If you, like me, spend an irrational amount of your fleeting time on Earth watching huge men brutalize each other in hi-def, you’ll know what I’m talking about: “It’s hard to overstate what this win means for this organization”; “He’s got tremendous basketball IQ”; “You can feel the momentum swinging”; “They’re a real Cinderella story”; “They’ve got that championship swagger”; “They stepped up and made plays”; “These guys have to keep their continuity”; “He makes his presence known on the field.” Et cetera. The silliness of these stock phrases becomes more apparent in a nontelevised context. The next time you get into a heated sports debate, try describing your favorite athlete as “an absolute specimen with great physicality.” For maximum effect, keep a serious expression and maintain eye contact.

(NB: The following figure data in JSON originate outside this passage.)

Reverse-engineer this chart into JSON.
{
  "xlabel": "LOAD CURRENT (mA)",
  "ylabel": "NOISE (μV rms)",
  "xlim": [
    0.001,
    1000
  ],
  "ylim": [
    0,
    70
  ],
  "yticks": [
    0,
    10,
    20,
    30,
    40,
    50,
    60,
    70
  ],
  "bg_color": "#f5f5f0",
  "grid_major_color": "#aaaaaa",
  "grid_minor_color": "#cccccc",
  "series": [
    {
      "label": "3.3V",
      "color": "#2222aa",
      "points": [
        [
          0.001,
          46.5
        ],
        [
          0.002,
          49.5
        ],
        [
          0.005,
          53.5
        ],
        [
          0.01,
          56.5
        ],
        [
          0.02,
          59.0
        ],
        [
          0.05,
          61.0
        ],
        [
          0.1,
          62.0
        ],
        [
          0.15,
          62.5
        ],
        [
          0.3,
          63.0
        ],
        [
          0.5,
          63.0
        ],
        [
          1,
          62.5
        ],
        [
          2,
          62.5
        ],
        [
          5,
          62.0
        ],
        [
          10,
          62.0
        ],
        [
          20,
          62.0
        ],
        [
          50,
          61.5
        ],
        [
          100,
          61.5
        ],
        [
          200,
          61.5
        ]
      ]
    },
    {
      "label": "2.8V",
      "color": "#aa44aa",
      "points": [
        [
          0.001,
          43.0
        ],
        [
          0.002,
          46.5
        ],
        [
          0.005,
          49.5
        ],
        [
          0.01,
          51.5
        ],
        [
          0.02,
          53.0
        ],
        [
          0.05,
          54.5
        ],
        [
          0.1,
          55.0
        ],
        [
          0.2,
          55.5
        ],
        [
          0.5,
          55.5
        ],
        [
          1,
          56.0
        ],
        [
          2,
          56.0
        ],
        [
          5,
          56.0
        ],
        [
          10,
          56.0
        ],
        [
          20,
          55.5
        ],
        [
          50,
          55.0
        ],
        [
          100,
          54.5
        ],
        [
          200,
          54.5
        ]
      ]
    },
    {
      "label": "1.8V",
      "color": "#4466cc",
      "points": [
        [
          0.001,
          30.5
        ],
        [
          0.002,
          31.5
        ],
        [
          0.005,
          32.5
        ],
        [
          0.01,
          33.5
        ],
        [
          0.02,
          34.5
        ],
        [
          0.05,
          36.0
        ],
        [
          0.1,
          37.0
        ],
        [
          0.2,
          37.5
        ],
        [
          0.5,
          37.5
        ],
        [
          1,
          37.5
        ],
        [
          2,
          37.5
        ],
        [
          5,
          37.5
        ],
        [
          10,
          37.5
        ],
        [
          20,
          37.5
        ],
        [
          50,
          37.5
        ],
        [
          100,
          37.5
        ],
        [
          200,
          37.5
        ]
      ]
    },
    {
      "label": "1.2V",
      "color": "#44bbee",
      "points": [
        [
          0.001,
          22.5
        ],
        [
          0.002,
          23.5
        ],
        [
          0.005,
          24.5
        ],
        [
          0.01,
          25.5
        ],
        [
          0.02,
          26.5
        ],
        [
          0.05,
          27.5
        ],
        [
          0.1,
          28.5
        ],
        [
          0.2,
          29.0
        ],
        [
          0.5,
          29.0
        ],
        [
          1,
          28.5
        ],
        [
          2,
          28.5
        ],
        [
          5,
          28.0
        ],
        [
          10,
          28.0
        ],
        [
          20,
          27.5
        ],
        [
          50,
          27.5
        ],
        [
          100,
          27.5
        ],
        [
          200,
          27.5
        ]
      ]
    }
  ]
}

In fairness to the Marv Alberts of the world, sportscasting requires live commentary on the same activity, night after night, season after season. How realistic is it to expect linguistic ingenuity? Criticizing a sportscaster’s lack of originality might be as obnoxious (and pointless) as lamenting the uninspired prose of the user manual that came with your new toaster.

Which makes me wish I could ignore the current trend in redundancy that has seemingly infected every foot- and basketball announcer on TV. These commentators have developed a verbal tic that compels them to remind the viewer, constantly, which sport is being discussed. Basketball players with consistent jump shots are no longer just good shooters—they’re “good at shooting the basketball”; astute quarterbacks are commended for calling out “excellent football plays.”

If you’ve been exposed to this verbosity for long enough, it no longer sounds bizarre. To the uninitiated ear, though, it’s hard to ignore. I was watching a football game with a friend when the commentator announced that “this offense loves to run the football.” My friend: “Why don’t they just say ‘run the ball’? What other kind of ball is it going to be?”

Conversely, a new shorthand has oozed its way into the parlance of professional and college basketball: centers and taller forwards are now referred to as “bigs,” while a team that prevents their opponent from scoring on a possession has made a “stop.” After a losing effort, coaches and players will now offer this Neanderthal explanation: “We really needed to get more stops, but their bigs really stepped up and made plays. That cost us the basketball game.”

After a prolonged TV spectacle like college football’s Bowl Week (whose contests last year included the Buffalo Wild Wings Bowl and the Taxslayer.com Bowl, the latter being only a slight improvement on the all-time most absurd Galleryfurniture.com Bowl), watching English Premiership matches or Six Nations rugby on BBC feels like a cultural upgrade. There’s less advertising. There’s less analysis of bullshit statistics (“Headed into this matchup, the Kentucky Wildcats are 11-3 in games played within four days of their coach’s annual colonoscopy”). And, on British television, the commentators’ linguistic repertoires don’t feel as inhibited; there’s more room for an occasional flourish. Why can’t we have a color analyst like Ray Hudson, who, in his exuberance, will announce that we’ve just witnessed “a Bernini sculpture of a goal,” or claim that watching Lionel Messi “softens the hard corners of our lives”?

Surely the hollow phrasings of play-by-play announcers aren’t comparable to instances where bad language is truly malevolent, as when despots employ euphemism to conceal mass murder. The latter is a concern of Orwell’s most famous essay, “Politics and the English Language,” where he argues that much political speech and writing has become a “defense of the indefensible.” But he also insists that the decay of language can be combatted, and that it is necessary to do so, since “bad usage can spread by tradition and imitation even among people who should and do know better.” If this fight against banal language isn’t to be confined to the political sphere, then we’d be well advised to choose our words with care, even, and perhaps especially, when we’re discussing harmless distractions.

Fritz Huber is an editorial assistant at Outside Magazine.